The sex suffusing the film isn't just in dialogue. Yvette spends the entire film in a preposterous French maid outfit, and Miss Scarlet's dress hugs her curves so closely it's a wonder she can breathe. The film has been criticized on occasion for catering to the male gaze, and it certainly does that—Professor Plum slides his hand to Miss Scarlet's rear, much to her disgust, and the heterosexual men surge around Yvette whenever they have the chance. But the gaze is hardly restricted to a single straight channel. White and Yvette have a charged moment of recognition—and since White murders husbands, when she murders Yvette, there's a sexual implication. Scarlett checks out Yvette's bosom and asks her at dinner what she's keeping warm; the line between the professional madam evaluating charms and simply evaluating charms is deliberately blurred. And every scene with Mr. Green and other men is played for sexual connotations, as men move away from him on the couch.

Each of the three endings concludes with the police galumphing onto the scene to a fanfare of triumphal music. Mysteries are revealed, order is restored, the queer party, with its disordered and excessive passion, is broken up. All the actors put down their parts—supposedly. But the restoration of order is also presented as a campy goof; the FBI agent in charge originally adopts the persona of a Jehovah's Witness warning against sin, and a phone call from J. Edgar Hoover is a reminder that the FBI chief had his own secrets.

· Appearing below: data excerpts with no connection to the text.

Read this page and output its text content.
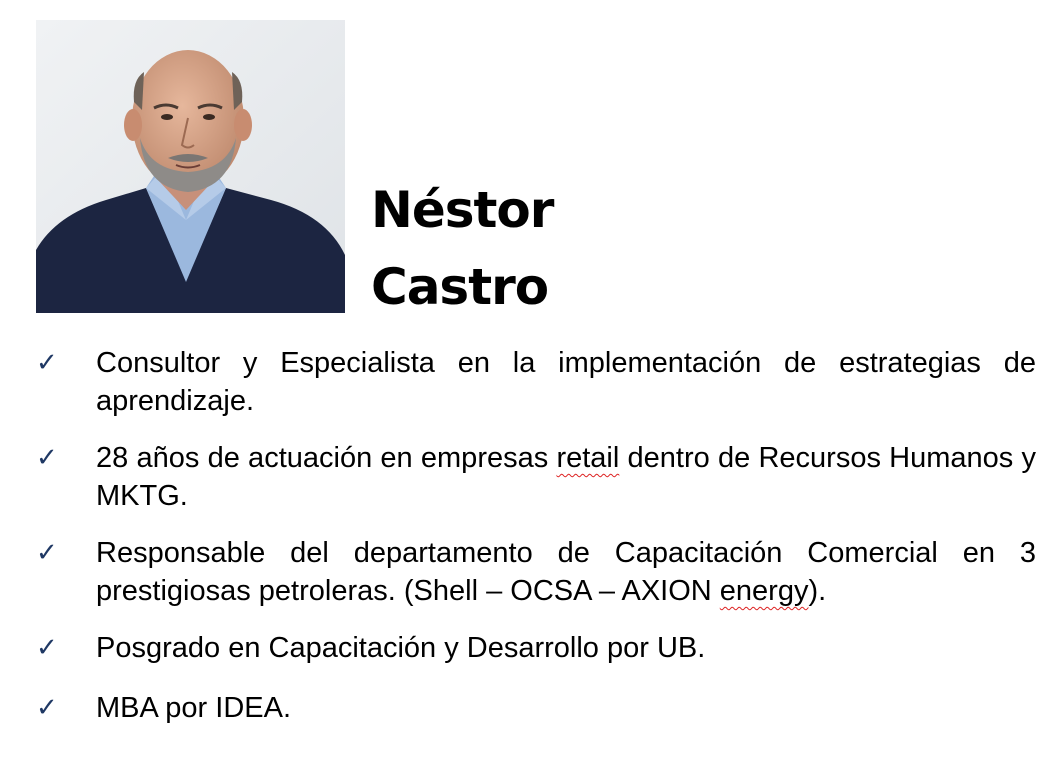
Néstor
Castro
✓	Consultor y Especialista en la implementación de estrategias de aprendizaje.
✓	28 años de actuación en empresas retail dentro de Recursos Humanos y MKTG.
✓	Responsable del departamento de Capacitación Comercial en 3 prestigiosas petroleras. (Shell – OCSA – AXION energy).
✓	Posgrado en Capacitación y Desarrollo por UB.
✓	MBA por IDEA.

If you've got three endings, you've actually got no ending. When the police show up once, the law is victorious; when they show up three times, it seems like carelessness. Communism is a red herring, the actors announce three times in three different endings—but with so many red herrings, you have to wonder if the anti-Communist forces of light are a red herring too. Clue encourages you to imagine a possible alternate closing, in which the sex workers, the gay people, the socialist fellow-travelers, and the vengeful feminists don't get rounded up, but get to keep acting and partying forever. In Clue exposing secrets leads to repression and justice, three times. But that's pretend.